The wreck of the Edmund Fitzgerald
The legend lives on
from the Chippewa on down
Of the big lake they called Gitche Gumee
The lake, it is said, never gives up her dead
When the skies of November turn gloomy
With a load of iron ore twenty-six thousand tons more
Than the Edmund Fitzgerald weighed empty
That good ship and true was a bone to be chewed
When the gales of November came early
The ship was the pride of the American side
Coming back from some mill in Wisconsin
As the big freighters go, it was bigger than most
With a crew and good captain well-seasoned
Concluding some terms with a couple of steel firms
When they left fully loaded for Cleveland
And later that night when the ship's bell rang
Could it be the north wind they'd been feelin'?
The wind in the wires made a tattle-tale sound
And a wave broke over the railing
And every man knew, as the captain did too,
T'was the witch of November come stealin'
The dawn came late and the breakfast had to wait
When the gales of November came slashin'
When afternoon came it was freezin' rain
In the face of a hurricane west wind
When suppertime came, the old cook came on deck sayin'
Fellas, it's too rough to feed ya
At seven p.m., a main hatchway caved in, he said
Fellas, it's been good to know ya
The captain wired in he had water comin' in
And the good ship and crew was in peril
And later that night when 'is lights went outta sight
Came the wreck of the Edmund Fitzgerald
Does any one know where the love of God goes
When the waves turn the minutes to hours?

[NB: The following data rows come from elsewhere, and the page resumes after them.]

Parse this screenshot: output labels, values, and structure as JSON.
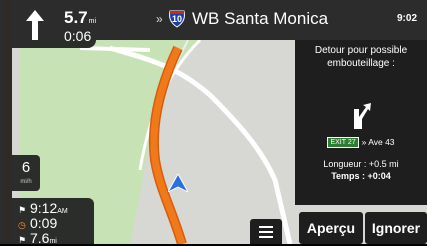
{
  "maneuver": {
    "distance": "5.7",
    "distance_unit": "mi",
    "time": "0:06",
    "icon": "arrow-up-icon"
  },
  "topbar": {
    "chevron": "»",
    "route_shield": "10",
    "street": "WB Santa Monica",
    "clock": "9:02"
  },
  "detour": {
    "title_line1": "Detour pour possible",
    "title_line2": "embouteillage :",
    "exit_badge": "EXIT 27",
    "exit_text": "» Ave 43",
    "length": "Longueur : +0.5 mi",
    "time": "Temps : +0:04"
  },
  "buttons": {
    "preview": "Aperçu",
    "ignore": "Ignorer"
  },
  "speed": {
    "value": "6",
    "unit": "mi/h"
  },
  "trip": {
    "arrival": "9:12",
    "arrival_suffix": "AM",
    "remaining_time": "0:09",
    "remaining_distance": "7.6",
    "remaining_distance_unit": "mi"
  },
  "colors": {
    "route": "#f07a1a",
    "panel": "#1e1e1e",
    "map_bg": "#d7d8d3",
    "park": "#c7e2b4",
    "position_marker": "#2b6fe0"
  }
}
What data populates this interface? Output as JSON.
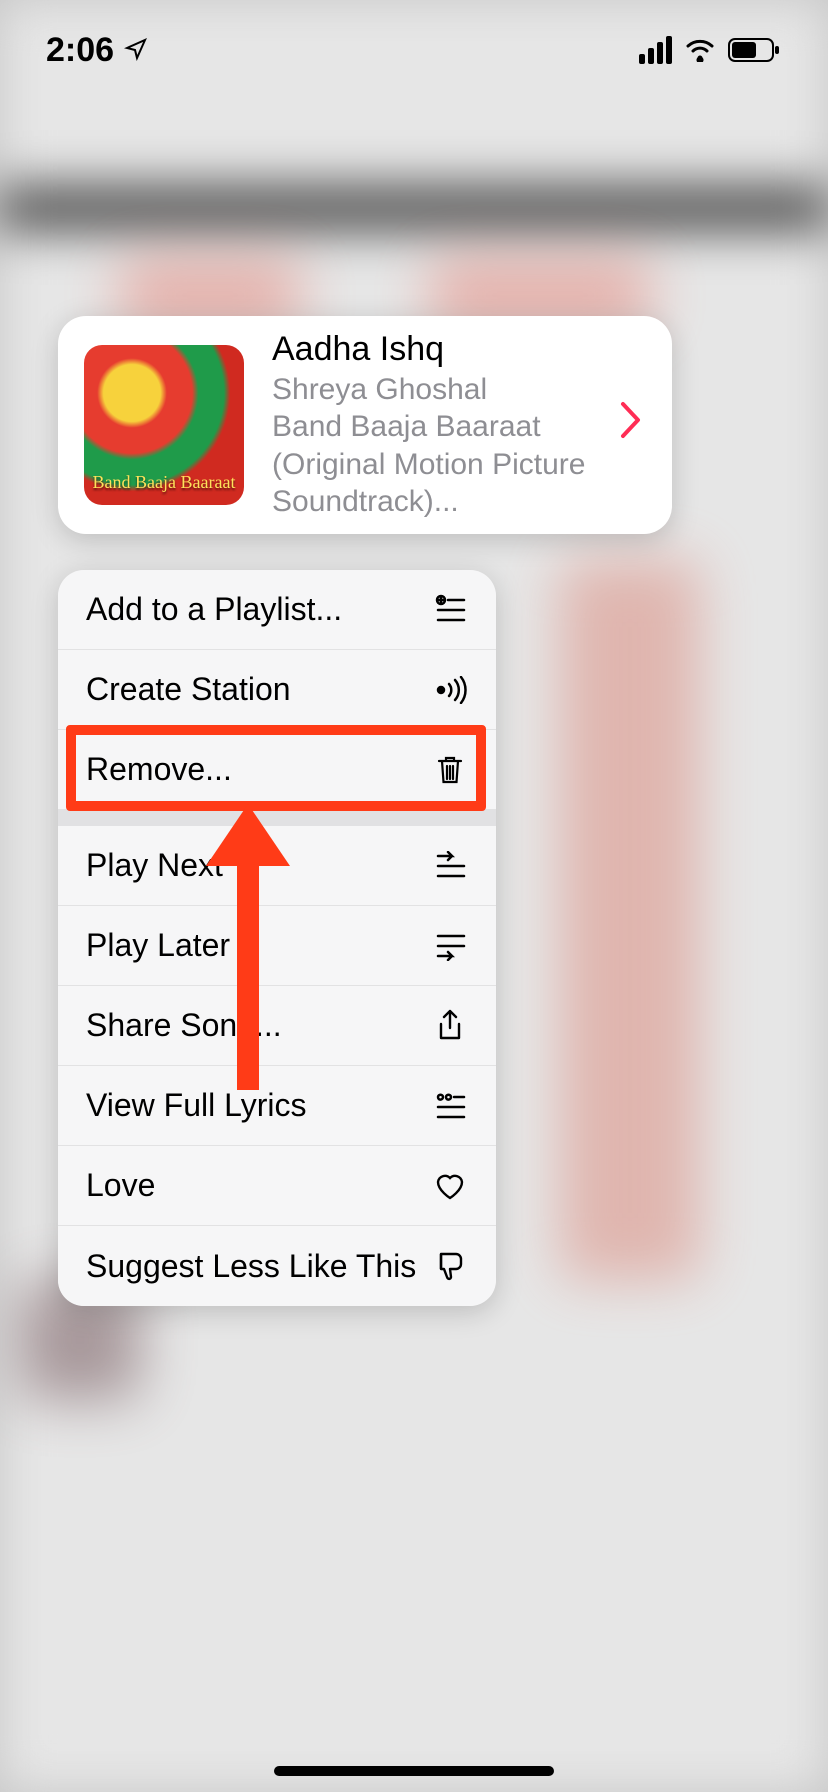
{
  "status": {
    "time": "2:06"
  },
  "song": {
    "title": "Aadha Ishq",
    "artist": "Shreya Ghoshal",
    "album": "Band Baaja Baaraat (Original Motion Picture Soundtrack)..."
  },
  "menu": {
    "add_to_playlist": "Add to a Playlist...",
    "create_station": "Create Station",
    "remove": "Remove...",
    "play_next": "Play Next",
    "play_later": "Play Later",
    "share_song": "Share Song...",
    "view_lyrics": "View Full Lyrics",
    "love": "Love",
    "suggest_less": "Suggest Less Like This"
  },
  "annotation": {
    "highlighted": "remove"
  }
}
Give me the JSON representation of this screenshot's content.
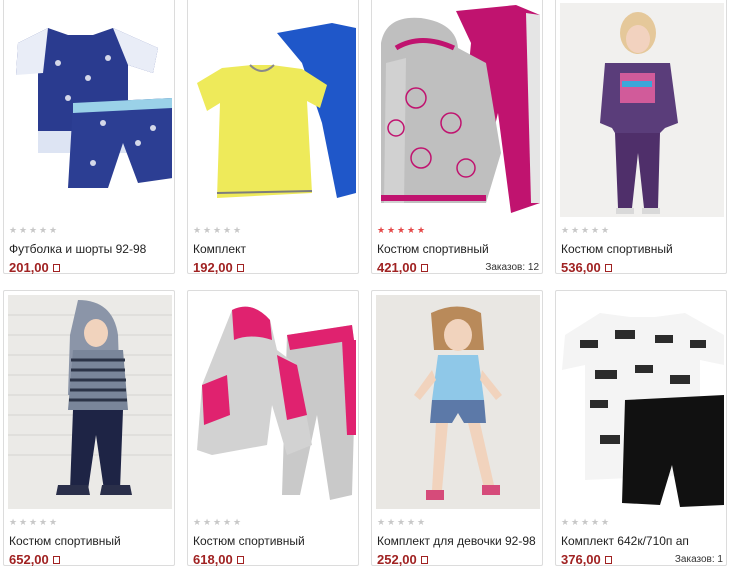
{
  "products": [
    {
      "title": "Футболка и шорты 92-98",
      "price": "201,00",
      "rating": 0,
      "orders": "",
      "image": "tshirt-shorts-blue"
    },
    {
      "title": "Комплект",
      "price": "192,00",
      "rating": 0,
      "orders": "",
      "image": "yellow-shirt-blue-pants"
    },
    {
      "title": "Костюм спортивный",
      "price": "421,00",
      "rating": 5,
      "orders": "Заказов: 12",
      "image": "grey-hoodie-pink-pants"
    },
    {
      "title": "Костюм спортивный",
      "price": "536,00",
      "rating": 0,
      "orders": "",
      "image": "girl-purple-suit"
    },
    {
      "title": "Костюм спортивный",
      "price": "652,00",
      "rating": 0,
      "orders": "",
      "image": "boy-striped-hoodie"
    },
    {
      "title": "Костюм спортивный",
      "price": "618,00",
      "rating": 0,
      "orders": "",
      "image": "pink-grey-tracksuit"
    },
    {
      "title": "Комплект для девочки 92-98",
      "price": "252,00",
      "rating": 0,
      "orders": "",
      "image": "girl-blue-top-shorts"
    },
    {
      "title": "Комплект 642к/710п ап",
      "price": "376,00",
      "rating": 0,
      "orders": "Заказов: 1",
      "image": "print-shirt-black-shorts"
    }
  ],
  "colors": {
    "price": "#a02222",
    "star_on": "#e54848",
    "star_off": "#c8c8c8",
    "border": "#dcdcdc"
  },
  "currency_icon": "currency-icon"
}
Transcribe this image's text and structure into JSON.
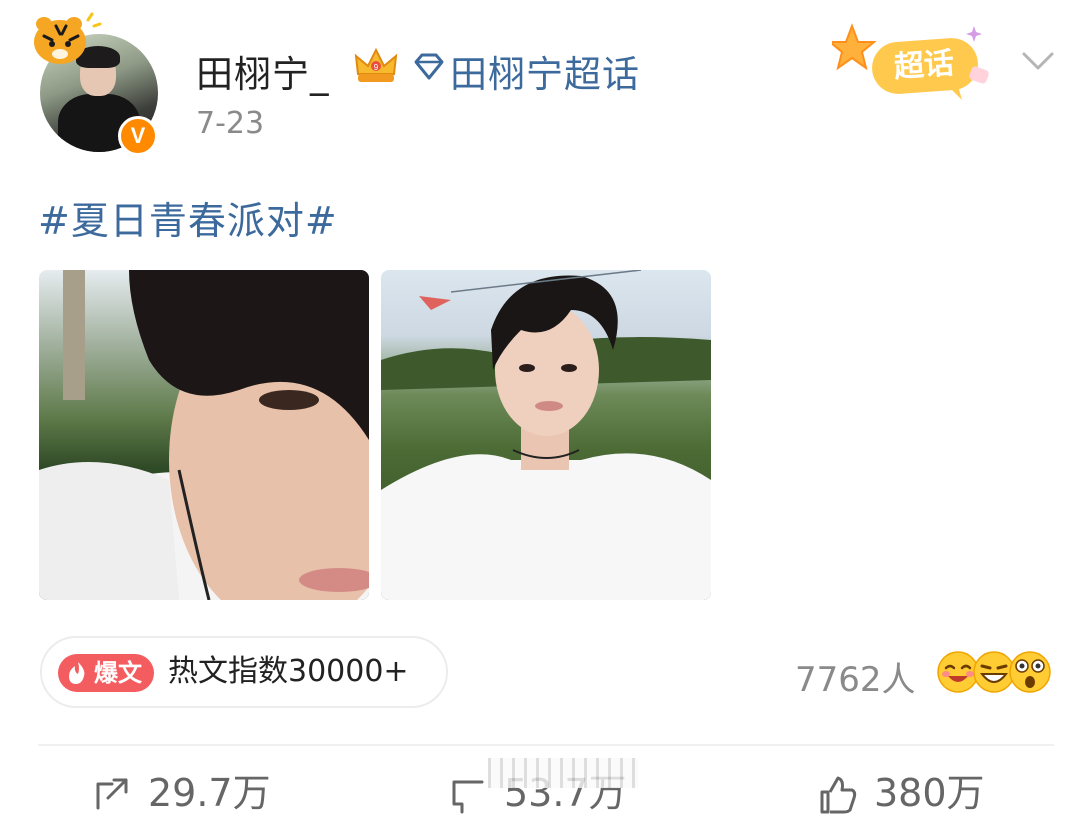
{
  "post": {
    "author": {
      "name": "田栩宁_",
      "verified_glyph": "V",
      "icons": [
        "tiger-sticker-icon",
        "crown-icon",
        "verified-icon"
      ]
    },
    "super_topic": {
      "icon": "diamond-icon",
      "label": "田栩宁超话"
    },
    "date": "7-23",
    "badge": {
      "label": "超话",
      "icon": "super-topic-star-badge-icon"
    },
    "hashtag": "#夏日青春派对#",
    "photos": [
      {
        "alt_icon": "photo-selfie-closeup"
      },
      {
        "alt_icon": "photo-selfie-grass"
      }
    ],
    "hot_article": {
      "tag_label": "爆文",
      "tag_icon": "flame-icon",
      "text": "热文指数30000+"
    },
    "reactions": {
      "count": "7762人",
      "emojis": [
        "laugh-blush-emoji",
        "grin-emoji",
        "surprised-emoji"
      ]
    },
    "actions": {
      "share": {
        "label": "29.7万",
        "icon": "share-icon"
      },
      "comment": {
        "label": "53.7万",
        "icon": "comment-icon"
      },
      "like": {
        "label": "380万",
        "icon": "thumbs-up-icon"
      }
    }
  },
  "colors": {
    "link_blue": "#3d6a9c",
    "hot_red": "#f35d5f",
    "verified_orange": "#ff8a00",
    "muted_gray": "#8a8a8a"
  }
}
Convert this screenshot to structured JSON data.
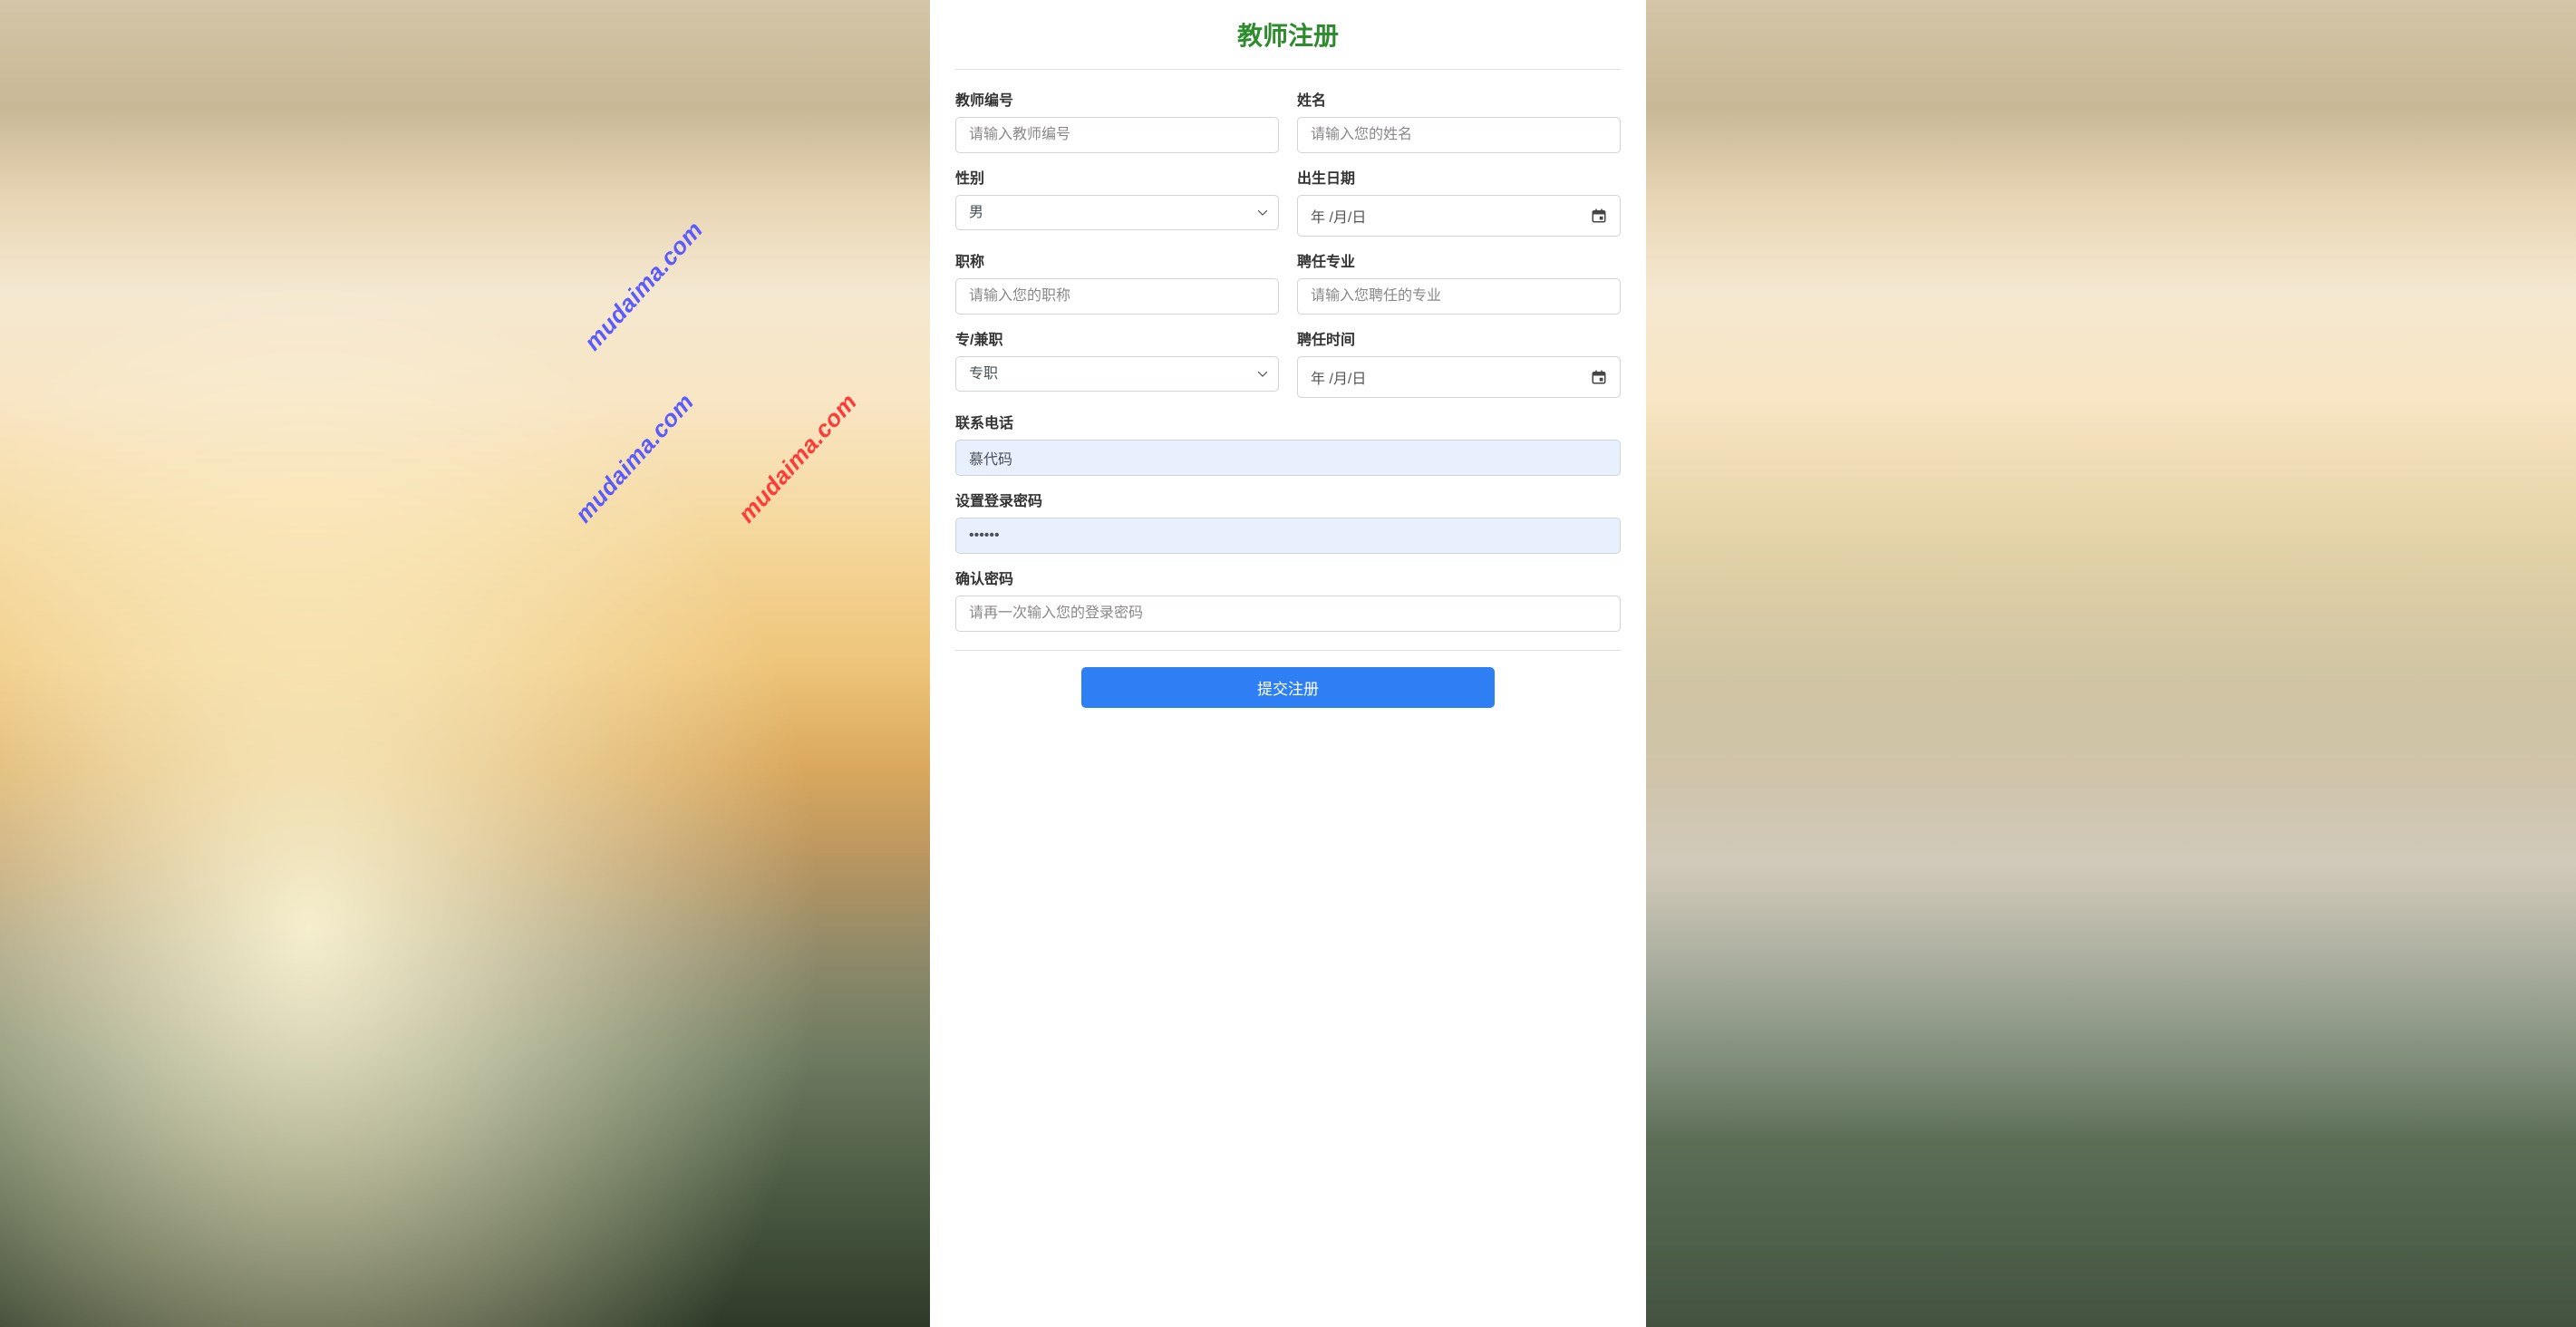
{
  "page": {
    "title": "教师注册"
  },
  "form": {
    "teacher_id": {
      "label": "教师编号",
      "placeholder": "请输入教师编号",
      "value": ""
    },
    "name": {
      "label": "姓名",
      "placeholder": "请输入您的姓名",
      "value": ""
    },
    "gender": {
      "label": "性别",
      "value": "男"
    },
    "birth_date": {
      "label": "出生日期",
      "placeholder": "年 /月/日",
      "value": ""
    },
    "title": {
      "label": "职称",
      "placeholder": "请输入您的职称",
      "value": ""
    },
    "major": {
      "label": "聘任专业",
      "placeholder": "请输入您聘任的专业",
      "value": ""
    },
    "employment_type": {
      "label": "专/兼职",
      "value": "专职"
    },
    "hire_date": {
      "label": "聘任时间",
      "placeholder": "年 /月/日",
      "value": ""
    },
    "phone": {
      "label": "联系电话",
      "placeholder": "",
      "value": "慕代码"
    },
    "password": {
      "label": "设置登录密码",
      "placeholder": "",
      "value": "••••••"
    },
    "confirm_password": {
      "label": "确认密码",
      "placeholder": "请再一次输入您的登录密码",
      "value": ""
    }
  },
  "buttons": {
    "submit": "提交注册"
  },
  "watermarks": {
    "text": "mudaima.com"
  }
}
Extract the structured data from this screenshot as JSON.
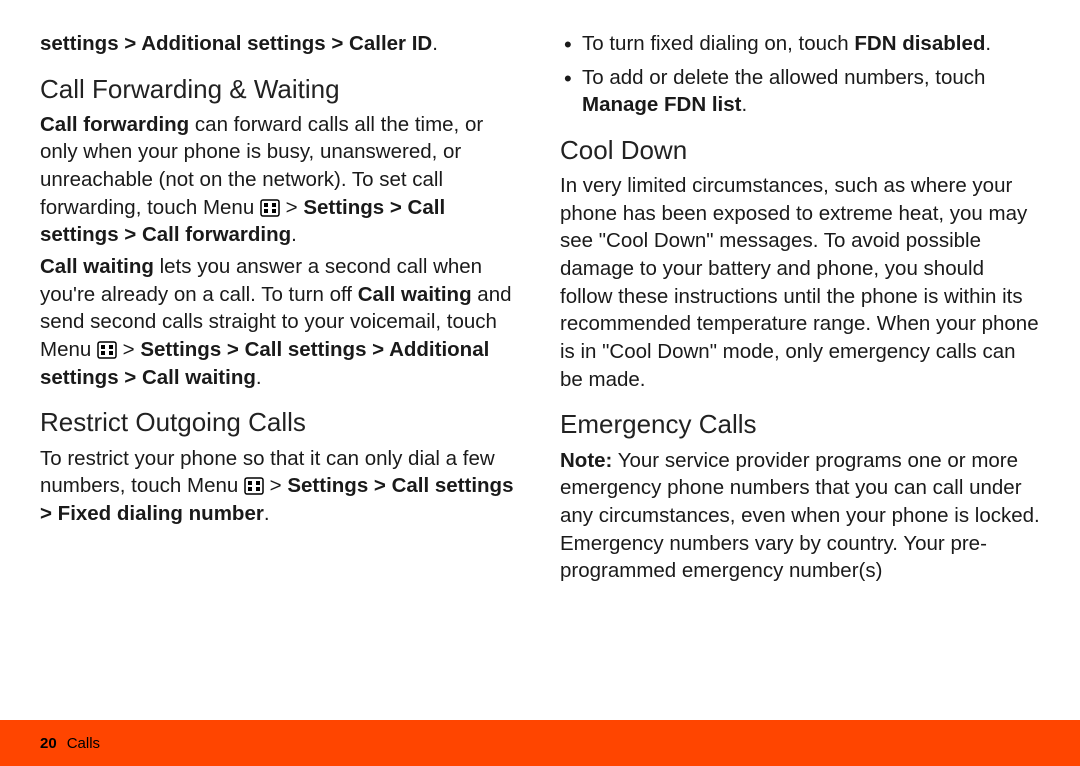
{
  "left": {
    "intro_bold": "settings > Additional settings > Caller ID",
    "intro_end": ".",
    "h1": "Call Forwarding & Waiting",
    "p1_b1": "Call forwarding",
    "p1_t1": " can forward calls all the time, or only when your phone is busy, unanswered, or unreachable (not on the network). To set call forwarding, touch Menu ",
    "p1_t2": " > ",
    "p1_b2": "Settings > Call settings > Call forwarding",
    "p1_t3": ".",
    "p2_b1": "Call waiting",
    "p2_t1": " lets you answer a second call when you're already on a call. To turn off ",
    "p2_b2": "Call waiting",
    "p2_t2": " and send second calls straight to your voicemail, touch Menu ",
    "p2_t3": " > ",
    "p2_b3": "Settings > Call settings > Additional settings > Call waiting",
    "p2_t4": ".",
    "h2": "Restrict Outgoing Calls",
    "p3_t1": "To restrict your phone so that it can only dial a few numbers, touch Menu ",
    "p3_t2": " > ",
    "p3_b1": "Settings > Call settings > Fixed dialing number",
    "p3_t3": "."
  },
  "right": {
    "li1_t1": "To turn fixed dialing on, touch ",
    "li1_b1": "FDN disabled",
    "li1_t2": ".",
    "li2_t1": "To add or delete the allowed numbers, touch ",
    "li2_b1": "Manage FDN list",
    "li2_t2": ".",
    "h1": "Cool Down",
    "p1": "In very limited circumstances, such as where your phone has been exposed to extreme heat, you may see \"Cool Down\" messages. To avoid possible damage to your battery and phone, you should follow these instructions until the phone is within its recommended temperature range. When your phone is in \"Cool Down\" mode, only emergency calls can be made.",
    "h2": "Emergency Calls",
    "p2_b1": "Note:",
    "p2_t1": " Your service provider programs one or more emergency phone numbers that you can call under any circumstances, even when your phone is locked. Emergency numbers vary by country. Your pre-programmed emergency number(s)"
  },
  "footer": {
    "page_num": "20",
    "section": "Calls"
  }
}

The searchers all say they'd have made Whitefish Bay
If they'd put fifteen more miles behind 'er
They might have split up or they might have capsized
They may have broke deep and took water
And all that remains is the faces and the names
Of the wives and the sons and the daughters
Lake Huron rolls, Superior sings
In the rooms of her ice-water mansion
Old Michigan steams like a young man's dreams
The islands and bays are for sportsmen
And farther below Lake Ontario
Takes in what Lake Erie can send her
And the iron boats go as the mariners all know
With the gales of November remembered
In a musty old hall in Detroit they prayed,
In the maritime sailors' cathedral
The church bell chimed till it rang twenty-nine times
For each man on the Edmund Fitzgerald
The legend lives on from the Chippewa on down
Of the big lake they called Gitche Gumee
Superior, they said, never gives up her dead
When the gales of November come early
Gordon Lightfoot
1938-2023
The church bells at the Detroit Mariner's Church have been rung 29 times yearly, on November 10th, ever since, with one exception. On May 2nd, 2023, the bells were rung 30 times, The last peal was in memory of Gordon Lightfoot.